Dans les deux groupes, il y avait une différence entre les adolescents et les filles au niveau moyen des symptômes dépressifs et cette différence s'est élargie en glissement annuel. Dans l'échantillon de Londres, la différence entre les sexes a commencé un peu plus tôt (évident par 11 à 12 ans) que dans l'échantillon de Tokyo où il a émergé entre 11 et 14 ans, et le taux de changement moyen des symptômes dépressifs par an chez les filles de Londres était environ quatre fois plus élevé que chez les filles de Tokyo. À l'âge de 16 ans, la différence de symptômes dépressifs entre garçons et filles à Londres était d'environ deux fois plus grande qu'à Tokyo. Le niveau moyen de symptômes dépressifs chez les adolescents de Tokyo a diminué entre 11 et 16 ans, tandis que pour les garçons de Londres, il a légèrement augmenté au fil du temps, suite à une trajectoire similaire à celle des adolescentes à Tokyo.
Notre étude suggère qu'à partir du début de l'adolescence, les filles ont des niveaux de dépression plus élevés que les garçons à Tokyo et à Londres, mais la disparité est plus grande, commence un peu plus tôt et augmente à un rythme plus rapide à Londres. La trajectoire des garçons de Londres reflète étroitement la trajectoire des filles à Tokyo. Ces résultats suggèrent que nous devons repenser et défier les récits populaires concernant les différences entre les sexes dans la santé mentale – par exemple, l'idée que les filles sont naturellement ou inévitablement plus susceptibles de lutter avec leur santé émotionnelle – et de comprendre les contextes et les conditions qui permettent aux adolescentes et aux jeunes de prospérer. «
Dr Gemma Knowles, premier auteur, conférencier en épidémiologie et santé mentale des jeunes à IOPPN, King's College London
Actuellement, l'indice mondial des lacunes de genre (GGGI) – un indice conçu pour mesurer l'égalité des sexes – classe le 15e rang sur 149 pays sur 149 pays tandis que le Japon est classé 125e. Cependant, les idées de jeunes co-chercheurs des deux villes suggèrent qu'il y a des influences sociales en jeu qui ne sont pas capturées dans ces indices. Par exemple, les adolescentes peuvent assumer des rôles et des responsabilités adultes à un âge plus jeune à Londres et il y a des niveaux de violence et de criminalité plus faibles à Tokyo. Il existe également des différences dans les tendances socioéconomiques et politiques entre les deux lieux qui pourraient contribuer aux différences, par exemple, la période prolongée d'austérité au Royaume-Uni.
Le Dr Knowles a déclaré: « C'est un domaine complexe avec une multitude de facteurs possibles qui peuvent contribuer à la différence entre les filles et les garçons et entre les deux endroits. Nous devons mieux comprendre les contextes sociaux et les expériences qui donnent naissance aux inégalités de genre en santé mentale et aux conditions qui soutiennent les adolescentes à prospérer. Il est également important de comprendre comment ces expériences sociales interviennent avec le développement physique des jeunes à cet âge. »

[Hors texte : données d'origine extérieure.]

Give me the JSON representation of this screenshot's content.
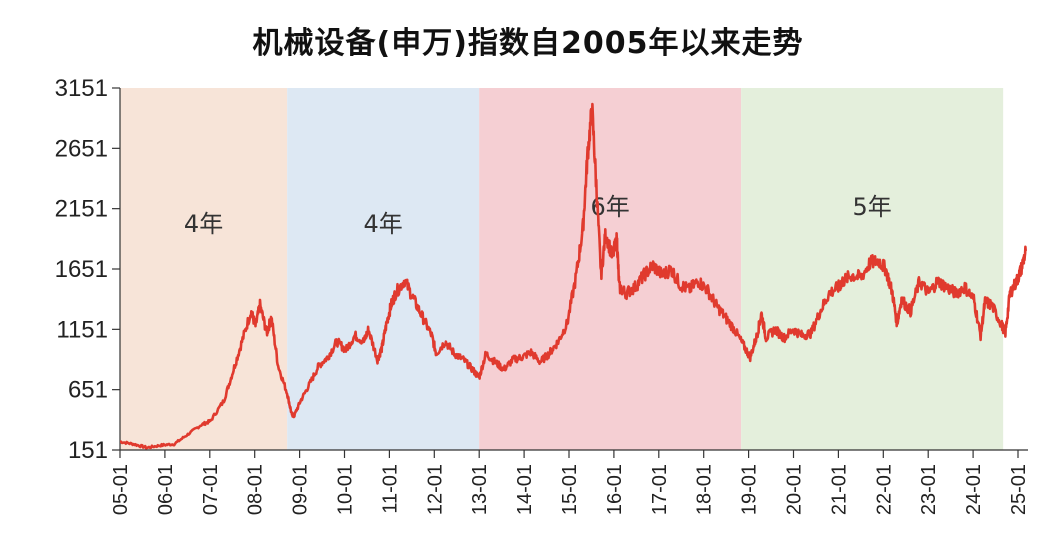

Une partie importante de cette étude a été d'étudier dans quelle mesure les scores dérivés de la mesure SMFQ peuvent être comparés de manière significative et de manière appropriée entre les sexes, les âges et les contextes. Bien que ces tests ne soient pas parfaits, ils n'ont trouvé aucune preuve de mesure incomparable, ce qui suggère que toute différence dans les scores SMFQ entre les groupes est due à de réelles différences dans les symptômes dépressifs plutôt qu'à des différences dans la déclaration.
L'étude a été financée par le programme d'invitation pour les chercheurs étrangers au Tokyo Metropolitan Institute of Medical Science, le Conseil de recherche économique et social (ESRC), le Centre de la Société et la santé mentale de l'ESRC, la Société japonaise pour la promotion des sciences et le Conseil européen de recherche.